The Caballeros have declined to discuss the paintings.
According to Mr. Peters, while Ms. O'Keeffe was still living, Dr. Caballero approached him with two pieces of work purportedly done by the artist. Ms. O'Keeffe verified both pieces were hers, said Mr. Peters, who also operates galleries in New York and Dallas. One work was a fashion drawing, and the other was a painting, which is included in the recently released catalog of Ms. O'Keeffe's verified works.
Experts rejected about 250 paintings for inclusion in the catalog. According to Mr. Peters and another source in the art world, who asked not to be named, about 60 of those works - including the Canyon Suite series - passed through the hands of Dr. Caballero.

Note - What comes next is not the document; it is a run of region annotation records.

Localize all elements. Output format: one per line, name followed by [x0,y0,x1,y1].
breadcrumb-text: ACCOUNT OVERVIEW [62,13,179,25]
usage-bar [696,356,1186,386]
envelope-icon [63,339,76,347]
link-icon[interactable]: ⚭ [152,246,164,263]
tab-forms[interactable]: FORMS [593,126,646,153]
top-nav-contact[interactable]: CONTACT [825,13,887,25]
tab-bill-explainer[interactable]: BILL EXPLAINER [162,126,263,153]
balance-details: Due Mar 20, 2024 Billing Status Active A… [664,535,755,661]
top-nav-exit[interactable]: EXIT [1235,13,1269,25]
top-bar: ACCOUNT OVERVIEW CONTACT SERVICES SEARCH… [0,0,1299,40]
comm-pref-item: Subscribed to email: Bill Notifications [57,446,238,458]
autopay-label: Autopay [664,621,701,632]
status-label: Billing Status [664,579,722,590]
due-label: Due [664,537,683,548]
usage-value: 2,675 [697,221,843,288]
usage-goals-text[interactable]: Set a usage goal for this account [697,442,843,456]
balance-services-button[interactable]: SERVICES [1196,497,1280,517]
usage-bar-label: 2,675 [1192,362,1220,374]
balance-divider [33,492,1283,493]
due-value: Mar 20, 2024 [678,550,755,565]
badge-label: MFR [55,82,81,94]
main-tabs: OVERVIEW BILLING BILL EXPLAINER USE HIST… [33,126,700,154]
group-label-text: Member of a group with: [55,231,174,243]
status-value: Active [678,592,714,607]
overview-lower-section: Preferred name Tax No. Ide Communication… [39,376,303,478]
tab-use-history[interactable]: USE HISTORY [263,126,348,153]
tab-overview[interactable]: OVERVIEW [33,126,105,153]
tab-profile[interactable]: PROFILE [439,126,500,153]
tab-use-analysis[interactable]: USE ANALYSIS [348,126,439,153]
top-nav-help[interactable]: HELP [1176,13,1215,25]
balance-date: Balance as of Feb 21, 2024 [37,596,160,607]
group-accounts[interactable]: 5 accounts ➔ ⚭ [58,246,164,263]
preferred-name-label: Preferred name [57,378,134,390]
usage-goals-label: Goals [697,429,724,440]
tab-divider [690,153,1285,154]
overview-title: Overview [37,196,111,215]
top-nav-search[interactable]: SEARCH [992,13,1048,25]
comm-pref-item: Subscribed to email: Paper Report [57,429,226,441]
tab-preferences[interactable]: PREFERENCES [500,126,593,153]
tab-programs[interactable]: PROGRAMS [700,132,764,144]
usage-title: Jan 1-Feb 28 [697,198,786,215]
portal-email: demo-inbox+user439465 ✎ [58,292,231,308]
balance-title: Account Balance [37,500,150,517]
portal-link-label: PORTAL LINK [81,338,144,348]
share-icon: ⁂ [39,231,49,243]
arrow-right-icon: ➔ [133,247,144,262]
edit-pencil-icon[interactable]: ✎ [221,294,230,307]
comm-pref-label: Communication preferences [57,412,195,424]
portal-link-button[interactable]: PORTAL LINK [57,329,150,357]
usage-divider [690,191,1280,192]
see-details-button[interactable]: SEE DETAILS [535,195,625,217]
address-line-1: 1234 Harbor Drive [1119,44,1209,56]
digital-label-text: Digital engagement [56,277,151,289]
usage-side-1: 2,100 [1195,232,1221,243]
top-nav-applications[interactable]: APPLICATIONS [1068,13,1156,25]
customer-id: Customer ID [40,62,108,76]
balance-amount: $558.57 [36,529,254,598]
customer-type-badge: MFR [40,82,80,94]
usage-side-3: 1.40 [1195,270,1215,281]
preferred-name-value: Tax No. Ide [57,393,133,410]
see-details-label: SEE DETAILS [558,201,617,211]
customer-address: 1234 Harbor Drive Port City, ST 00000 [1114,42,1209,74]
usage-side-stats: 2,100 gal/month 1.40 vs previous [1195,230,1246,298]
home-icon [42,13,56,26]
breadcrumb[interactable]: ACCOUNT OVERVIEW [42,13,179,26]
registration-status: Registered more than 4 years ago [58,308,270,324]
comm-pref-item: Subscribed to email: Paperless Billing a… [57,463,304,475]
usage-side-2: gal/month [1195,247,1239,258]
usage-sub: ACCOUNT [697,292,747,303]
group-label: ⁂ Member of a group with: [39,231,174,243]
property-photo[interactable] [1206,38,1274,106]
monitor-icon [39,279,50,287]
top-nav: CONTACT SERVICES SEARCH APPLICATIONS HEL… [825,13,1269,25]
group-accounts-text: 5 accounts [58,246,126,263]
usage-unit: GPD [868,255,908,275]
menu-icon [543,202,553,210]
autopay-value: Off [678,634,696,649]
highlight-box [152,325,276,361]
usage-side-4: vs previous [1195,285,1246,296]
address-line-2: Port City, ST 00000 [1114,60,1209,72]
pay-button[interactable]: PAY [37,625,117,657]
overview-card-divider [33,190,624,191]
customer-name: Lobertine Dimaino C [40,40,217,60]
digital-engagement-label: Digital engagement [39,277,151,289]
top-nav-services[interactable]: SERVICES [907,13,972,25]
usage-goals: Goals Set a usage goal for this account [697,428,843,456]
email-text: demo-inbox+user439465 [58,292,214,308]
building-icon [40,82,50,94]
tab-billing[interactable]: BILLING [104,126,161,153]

"How can two be the real thing and 60 not be?" Mr. Peters asked. "There's no clarity."
Under a settlement reached last month, Mr. Peters has made partial repayment to the Kemper of the $5.5 million and has received back the Canyon Suite works, which will undergo a materials analysis to determine their authenticity.
While the Canyon Suite pieces were said to have been painted by Ms. O'Keeffe from 1916 to 1918 when she was an undiscovered art teacher in Canyon, experts have questioned the dates of the paper on which they were painted. Some of the paper wasn't produced until the 1930s, according to a source familiar with the pieces, and other paper wasn't produced until the 1960s.
Mr. Peters, asked if he anticipates legal action to recoup his $1 million purchase price from Ms. Caballero, replied: "It is certainly an option, but I'm not a lawyer, and I don't know what the statute of limitations is."